Like partitions, streams are also created automatically by CubeAPM. But unlike partitions, the choice of what constitutes a stream is decided solely by the users. The general guideline is to use streams to organize related logs together. For example, all logs with k8s.namespace.name: production AND service.name: order-service AND log.level: ERROR can be grouped together as one stream.
Stream fields
CubeAPM organizes logs into streams based on the values of the log fields which are designated as stream fields. Fields can be designated as stream fields by specifying them in _stream_fields url query parameter or in Cube-Stream-Fields HTTP Header while sending logs to CubeAPM (see Logs Ingestion section for more details).
For each log entry, a combination of the values of the corresponding designated stream fields uniquely identifies the stream to which the log entry belongs. For example, if service.name, and log.level are designated as stream fields, then {service.name="order-service", log.level="ERROR"} and {service.name="order-service", log.level="DEBUG"} are different streams.
Organizing logs by streams is not mandatory but it is highly recommended as it greatly helps in improving search experience as well as performance. For example:
-
Streams can bring logs with similar contents together. For example, logs generated by one application will be more similar to each other then logs coming from different applications. If logs have similar content, CubeAPM can compress them significantly better while storing them on disk. Better compression directly translates to better performance and lower cost.
-
Referring to the filesystem analogy again, if queries refer to certain streams, then CubeAPM and limit search to select files only, and this speeds up the queries significantly.
-
CubeAPM also shows stream fields and corresponding values in the
Filterssection in the Logs search page, making it very convenient to select streams.
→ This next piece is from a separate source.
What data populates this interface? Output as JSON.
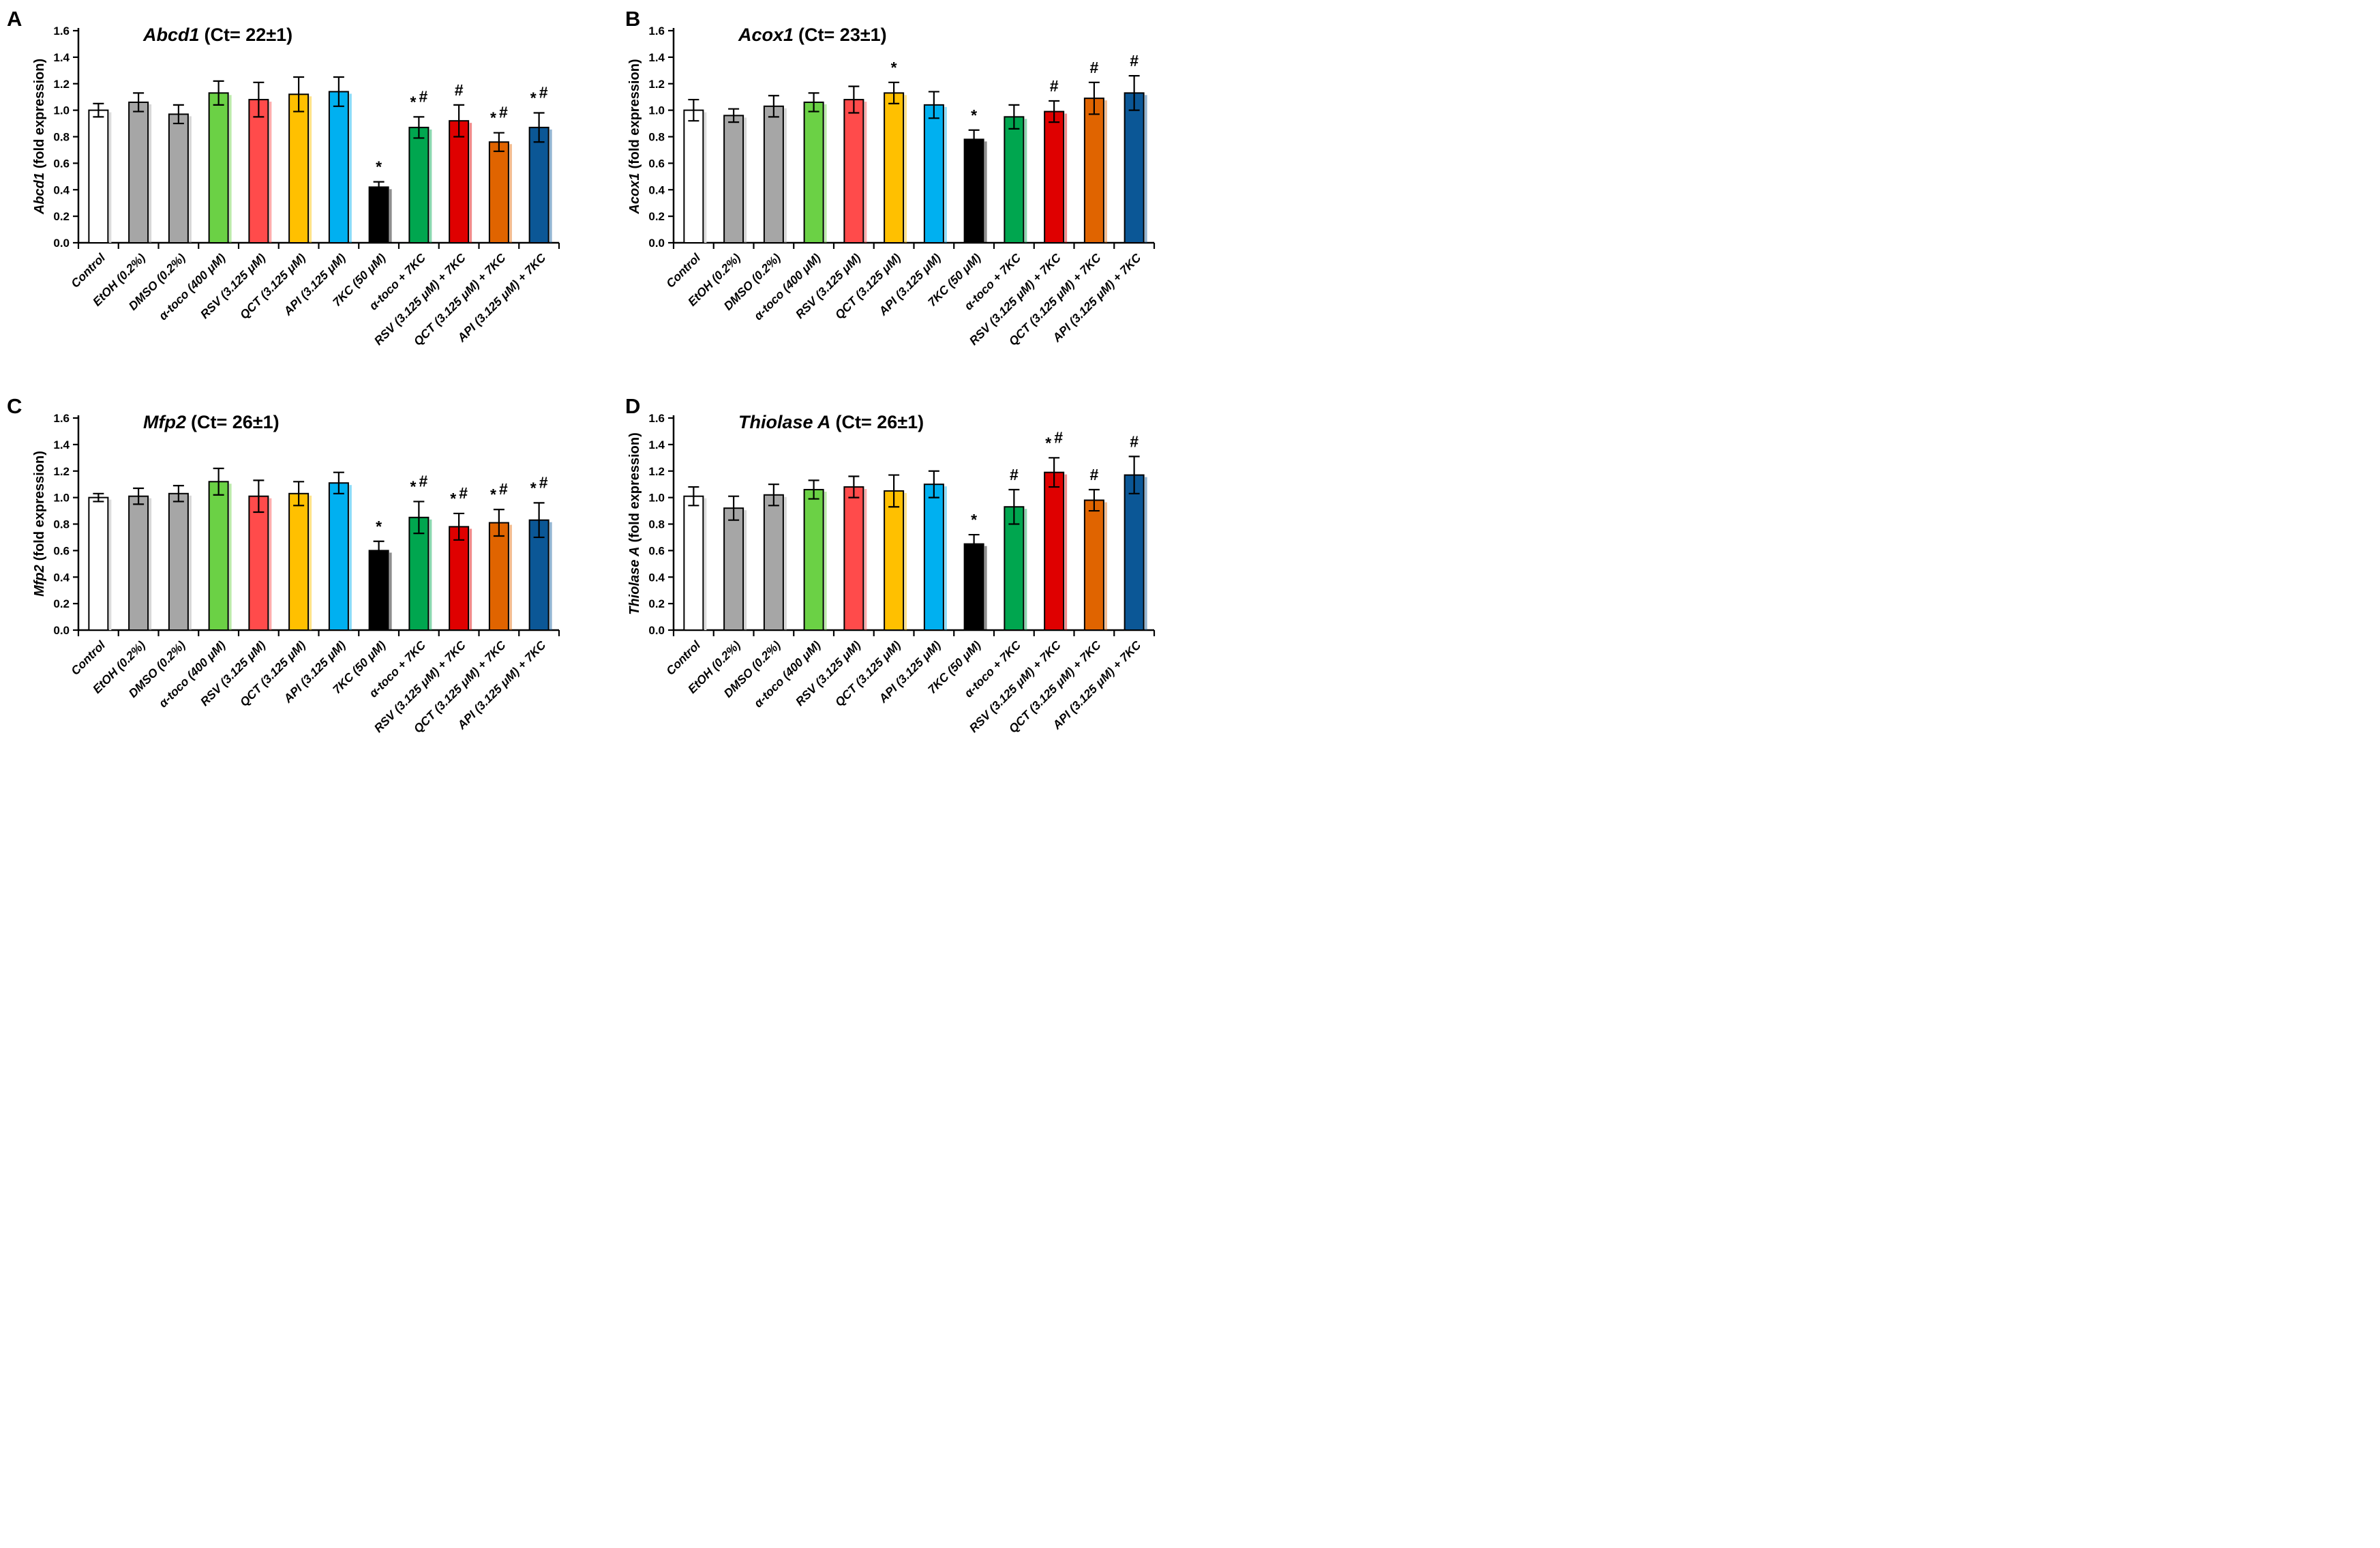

env is always considered a stream field in CubeAPM. So, if using multi-environment capability of CubeAPM, logs belonging to different environments will always go into different streams.
Choosing stream fields
The choice of stream fields can have huge impact on logs search experience as well as performance. So it's important to choose the right stream fields. Choosing the right stream fields is easy. Here are the guidelines:
-
Stream fields should meaningfully group related logs together, so that stream fields are useful in search queries. For example, deployment environment (staging, prod, etc.), application name, and log level are good candidates for stream fields, bacause organize logs in a manner that people naturally relate to.
-
There should ideally be 3-10 stream fields. Having too few causes CubeAPM to scan lots of data for each query, and having too many clutters the
Filterssection on the Logs search page. The limits are not rigid though. For example, CubeAPM will work perfectly fine with even 15 stream fields. But 100 is going to cause serious inconvenience. -
Each stream field should have 5-1000 unique values. Having too many (10k+) unique values in any stream field degrades performance of CubeAPM as CubeAPM ends up spending too much resources in stream management alone (e.g keeping indexes up to date).
Note that it's ok for a stream to have millions (or even billions) of log entries, so streams should be broad and not very granular.
Fields with low cardinality (i.e. less number of distinct values) are good candidates for using as stream fields, e.g., service.name, service.version, etc.
Fields with high cardinality (i.e. large number of unique values) are bad candidates for using as stream fields, e.g., trace_id, ip_address, timestamp, etc. Using high cardinality fields as stream fields can significantly deteriorate the performance of CubeAPM.
Note that CubeAPM is fast at searching over non-stream fields as well, so high cardinality fields can be searched even without designating them as stream fields.